All the waiting and wondering, never knowing what was true.
I became accustomed to knowing only one thing for sure.
That you would always eventually be knocking on my door.
All the promises I just knew you would never follow through.
Even though the things I asked for were so easy for you to do.
Missing something so elusive makes me feel downright pathetic.
I wanted your mind more than anything it wasn’t all aesthetics.
Now my thoughts just wander but they don’t know where to go.
The one I want has left for good a reality I don’t want to know.
Why won’t this tiny spark of hope inside of me die?
I know it is just pointless after all the things I tried.
I know I will never again hear from him at all.

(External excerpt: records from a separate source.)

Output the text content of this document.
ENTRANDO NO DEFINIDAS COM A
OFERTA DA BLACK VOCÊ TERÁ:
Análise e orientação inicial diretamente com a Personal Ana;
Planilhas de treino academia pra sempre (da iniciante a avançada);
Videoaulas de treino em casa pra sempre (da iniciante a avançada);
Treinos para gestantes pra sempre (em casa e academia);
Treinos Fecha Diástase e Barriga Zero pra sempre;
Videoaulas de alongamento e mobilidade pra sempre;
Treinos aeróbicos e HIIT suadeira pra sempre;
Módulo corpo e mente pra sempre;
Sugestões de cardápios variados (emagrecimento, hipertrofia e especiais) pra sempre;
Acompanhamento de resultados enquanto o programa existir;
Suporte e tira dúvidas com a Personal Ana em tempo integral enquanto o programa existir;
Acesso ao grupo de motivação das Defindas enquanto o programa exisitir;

Now every year I’ll think of him, when we met in the fall.
Those colorful leaves that we spoke of how sweet the words he said.
I’d love to make love to you while rolling in them and make those leaves our bed.
I wish I didn’t want him and I could get my power back.
But no one ever gave me all the things I always lacked.
I have a secret sick dream that lives deep inside my heart.
That in another life we’ll find each other and we will never part.
This unrequited love is a sweet torture like I have never known.
I hope if he ever thinks of me he remembers all the love that was shown
Though it’s not needed or even wanted in my heart he will always have a home.